‘Game’ is a tractor brand you might not have come across.

Based in Louisiana (US), the machines were borne out of the need to harvest and haul sugar cane.

For the past 70 years – starting with Thompson Machinery as early as 1950 and with Cameco in more recent times – this equipment is now exported worldwide. Game says that its employees and founders have over 400 cumulative years of experience in building such equipment – garnered from the likes of Thompson Machinery, Cameco and John Deere.

For example, David Chadwick – the owner of Game – was the engineering manager at Cameco for a number of years and also worked for John Deere (after Deere & Company bought Cameco).

He designed Cameco equipment (and oversaw the design of later models), including tractors and sugar cane and pineapple harvesting equipment.

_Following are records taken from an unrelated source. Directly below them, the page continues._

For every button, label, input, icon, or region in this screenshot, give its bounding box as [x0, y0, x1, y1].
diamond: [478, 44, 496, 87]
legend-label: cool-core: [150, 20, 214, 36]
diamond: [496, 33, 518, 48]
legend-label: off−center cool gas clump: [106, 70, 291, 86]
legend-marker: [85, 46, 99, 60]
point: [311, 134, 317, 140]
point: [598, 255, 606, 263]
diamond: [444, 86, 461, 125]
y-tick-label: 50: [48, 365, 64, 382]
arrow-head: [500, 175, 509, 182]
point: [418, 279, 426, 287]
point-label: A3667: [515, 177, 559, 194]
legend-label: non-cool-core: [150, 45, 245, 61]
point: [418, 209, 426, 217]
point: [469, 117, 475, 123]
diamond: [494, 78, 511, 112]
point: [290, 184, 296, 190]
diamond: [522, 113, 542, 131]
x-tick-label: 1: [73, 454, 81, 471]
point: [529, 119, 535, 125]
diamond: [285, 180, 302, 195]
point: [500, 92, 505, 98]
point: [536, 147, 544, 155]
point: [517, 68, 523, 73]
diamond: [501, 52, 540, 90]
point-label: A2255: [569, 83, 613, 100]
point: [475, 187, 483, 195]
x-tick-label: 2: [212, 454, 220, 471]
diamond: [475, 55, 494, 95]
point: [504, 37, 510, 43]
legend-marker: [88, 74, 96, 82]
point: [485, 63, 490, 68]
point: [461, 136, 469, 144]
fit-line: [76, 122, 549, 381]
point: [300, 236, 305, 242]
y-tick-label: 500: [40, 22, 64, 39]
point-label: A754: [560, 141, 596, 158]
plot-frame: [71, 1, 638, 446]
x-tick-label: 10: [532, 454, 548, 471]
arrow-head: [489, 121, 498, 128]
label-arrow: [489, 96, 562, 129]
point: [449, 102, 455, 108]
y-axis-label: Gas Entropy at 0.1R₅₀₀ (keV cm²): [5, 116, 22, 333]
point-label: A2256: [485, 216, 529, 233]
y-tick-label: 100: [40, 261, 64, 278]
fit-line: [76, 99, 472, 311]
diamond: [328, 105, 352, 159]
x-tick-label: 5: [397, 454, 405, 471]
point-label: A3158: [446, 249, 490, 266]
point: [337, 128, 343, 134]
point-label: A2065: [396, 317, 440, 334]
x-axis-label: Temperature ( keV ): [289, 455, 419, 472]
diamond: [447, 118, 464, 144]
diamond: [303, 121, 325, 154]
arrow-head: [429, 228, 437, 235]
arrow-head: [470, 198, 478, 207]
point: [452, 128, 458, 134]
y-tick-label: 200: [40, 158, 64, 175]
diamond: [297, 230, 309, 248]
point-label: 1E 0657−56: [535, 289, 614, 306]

Game’s engineers have apparently been designing industrial tractors and harvesting equipment – in one form or another – since 1988.

The philosophy is apparently “to build each model better than the previous unit”.

The pineapple machinery segment was the real enabler for Game – in its bid to establish a footing. The manufacturer says that the world’s largest pineapple growers have now “standardised on Game machines”.

Among its claims to fame is its GPS-steered, self-propelled sugar cane planter; it was developed for large operations in tropical regions – such as Hawaii, Colombia and parts of Africa.

A vegetable sprayer (pictured below) was also a key product for Game; these are used in all manner of regions – from San Francisco to central Mexico.

Game’s largest product line – tractors – came about in late 2007; additional models have since been added over the years.

Tractor line-up

These ‘industrial-spec’ units (along with Game’s sugar cane loading machines, for example) were designed to be “heavy-duty, durable and mechanically simple” – typically for long hours in rough applications anywhere around the world.

The video footage below shows a Game Equipment 95ATX 500hp tractor tugging a power-hungry scraper; the machine is working in Texas.

Game currently has more than a dozen tractor models in its dossier. The largest units are usually coupled to scrapers, chisel-ploughs and rippers; they are often used for large-scale land preparation and clearing duties. You’ll even find them in the mining industry.